A quanto pare avevano poca voglia di lavorare. Una prassi consolidata a timbrare e andare via, o a non timbrare affatto visto che c’era chi lo faceva per loro, sembra quella essere emersa all’ospedale “Loreto Mare” di Napoli. Le indagini dei carabinieri evidenziano la prassi consolidata alla “strisciatura plurima dei badge”. E così colleghi assenti risultavano, come per magia, presenti anche se erano impegnati in altre faccende lontano dal loro posto di lavoro. Tutto più facile se, come sembrerebbe dimostrato dalle indagini, a essere assenti erano anche i dipendenti dell’Ufficio rilevazioni presenze e assenze, ovvero di coloro che avrebbero dovuto assicurare i controlli per il rispetto delle clausole contrattuali. Un esempio per tutti: proprio uno di quei dipendenti che aveva il compito di controllare presenze e assenze è stato beccato a fare lo chef in una struttura alberghiera proprio quando doveva essere a lavoro.

Dalle immagini emerge che due operatori socio sanitari che avevano la disponibilità di venti badge da “strisciare” quotidianamente, a seconda dei turni di servizio dei colleghi da “coprire”, grazie anche a continui contatti telefonici, di regola sms. E così c’è chi andava a fare shopping e pure chi si dedicava alla sua partita di tennis. L’ospedale poteva attendere.
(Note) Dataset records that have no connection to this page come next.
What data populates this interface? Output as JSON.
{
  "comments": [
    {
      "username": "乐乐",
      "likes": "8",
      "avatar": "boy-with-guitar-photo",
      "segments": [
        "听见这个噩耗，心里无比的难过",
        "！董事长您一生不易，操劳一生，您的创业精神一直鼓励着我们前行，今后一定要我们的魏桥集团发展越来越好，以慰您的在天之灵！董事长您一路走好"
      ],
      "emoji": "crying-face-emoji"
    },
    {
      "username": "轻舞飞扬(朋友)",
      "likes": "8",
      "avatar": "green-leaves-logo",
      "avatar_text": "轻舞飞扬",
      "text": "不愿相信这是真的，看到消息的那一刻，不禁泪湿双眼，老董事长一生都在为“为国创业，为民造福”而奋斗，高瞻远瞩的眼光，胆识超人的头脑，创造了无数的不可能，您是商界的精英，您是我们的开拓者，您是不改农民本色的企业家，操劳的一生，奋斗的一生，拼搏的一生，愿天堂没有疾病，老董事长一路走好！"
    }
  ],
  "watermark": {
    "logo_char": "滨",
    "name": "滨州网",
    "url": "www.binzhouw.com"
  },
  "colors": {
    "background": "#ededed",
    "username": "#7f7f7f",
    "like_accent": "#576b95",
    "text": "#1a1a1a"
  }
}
Una pratica consolidata e deflagrata visto che sono 94 i dipendenti dell’ospedale napoletano a essere finiti nel registro degli indagati per una pratica consolidata all’assenteismo. Davvero non c’è che dire.
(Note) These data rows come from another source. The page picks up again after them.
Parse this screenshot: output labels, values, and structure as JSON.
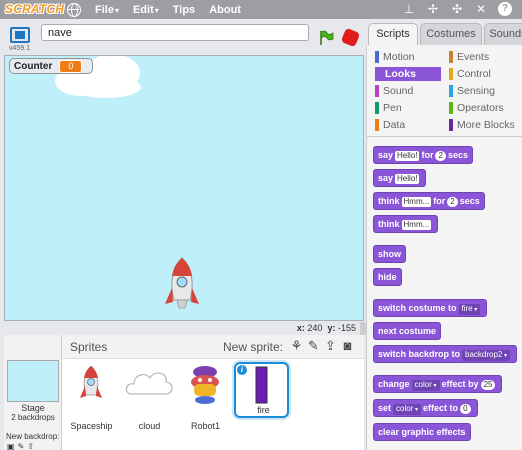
{
  "menubar": {
    "logo": "SCRATCH",
    "menus": [
      {
        "label": "File",
        "caret": "▾"
      },
      {
        "label": "Edit",
        "caret": "▾"
      },
      {
        "label": "Tips",
        "caret": ""
      },
      {
        "label": "About",
        "caret": ""
      }
    ],
    "tool_icons": [
      "stamp-icon",
      "cut-icon",
      "grow-icon",
      "shrink-icon",
      "help-icon"
    ]
  },
  "stage_header": {
    "version": "v459.1",
    "project_title": "nave"
  },
  "stage": {
    "variable_monitor": {
      "label": "Counter",
      "value": "0"
    }
  },
  "coords": {
    "x_label": "x:",
    "x": "240",
    "y_label": "y:",
    "y": "-155"
  },
  "sprites_pane": {
    "title": "Sprites",
    "new_sprite_label": "New sprite:",
    "stage_label": "Stage",
    "stage_sub": "2 backdrops",
    "new_backdrop_label": "New backdrop:",
    "sprites": [
      {
        "name": "Spaceship",
        "selected": false
      },
      {
        "name": "cloud",
        "selected": false
      },
      {
        "name": "Robot1",
        "selected": false
      },
      {
        "name": "fire",
        "selected": true
      }
    ]
  },
  "tabs": [
    {
      "label": "Scripts",
      "active": true
    },
    {
      "label": "Costumes",
      "active": false
    },
    {
      "label": "Sounds",
      "active": false
    }
  ],
  "categories": [
    {
      "label": "Motion",
      "color": "#4a6cd4",
      "active": false
    },
    {
      "label": "Events",
      "color": "#c88330",
      "active": false
    },
    {
      "label": "Looks",
      "color": "#8a55d7",
      "active": true
    },
    {
      "label": "Control",
      "color": "#e1a91a",
      "active": false
    },
    {
      "label": "Sound",
      "color": "#bb42c3",
      "active": false
    },
    {
      "label": "Sensing",
      "color": "#2ca5e2",
      "active": false
    },
    {
      "label": "Pen",
      "color": "#0e9a6c",
      "active": false
    },
    {
      "label": "Operators",
      "color": "#5cb712",
      "active": false
    },
    {
      "label": "Data",
      "color": "#ee7d16",
      "active": false
    },
    {
      "label": "More Blocks",
      "color": "#632d99",
      "active": false
    }
  ],
  "blocks": {
    "say_for": {
      "a": "say",
      "in1": "Hello!",
      "b": "for",
      "num": "2",
      "c": "secs"
    },
    "say": {
      "a": "say",
      "in1": "Hello!"
    },
    "think_for": {
      "a": "think",
      "in1": "Hmm...",
      "b": "for",
      "num": "2",
      "c": "secs"
    },
    "think": {
      "a": "think",
      "in1": "Hmm..."
    },
    "show": "show",
    "hide": "hide",
    "switch_costume": {
      "a": "switch costume to",
      "dd": "fire"
    },
    "next_costume": "next costume",
    "switch_backdrop": {
      "a": "switch backdrop to",
      "dd": "backdrop2"
    },
    "change_effect": {
      "a": "change",
      "dd": "color",
      "b": "effect by",
      "num": "25"
    },
    "set_effect": {
      "a": "set",
      "dd": "color",
      "b": "effect to",
      "num": "0"
    },
    "clear_effects": "clear graphic effects"
  }
}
L’indagine è durata circa due anni producendo tutta una serie di filmati che sembrano davvero lasciare pochi dubbi. Oltre a intercettazioni e pedinamenti delle persone coinvolte nel malcostume. I carabinieri del Gruppo tutela salute e del Nas di Napoli hanno eseguito un’ordinanza di custodia cautelare ai domiciliari emessa dal gip di Napoli su richiesta della procura nei confronti di 55 persone, mentre sono, come detto sopra, 94 gli indagati. Tra questi ci sono anche un neurologo, un ginecologo, nove tecnici di radiologia, 18 infermieri professionali, sei impiegati amministrativi, nove tecnici manutentori e 11 operatori sociosanitari. Le accuse vanno dalla truffa ai danni di Ente pubblico alla falsa attestazione di presenza.

  • Sergio

    Tranquilli, vedrete che troveranno qualche magistrato comprensivo che li assolverà tutti. Persone stressate che hanno bisogno di lunghe pause per cui il fatto non costituisce reato.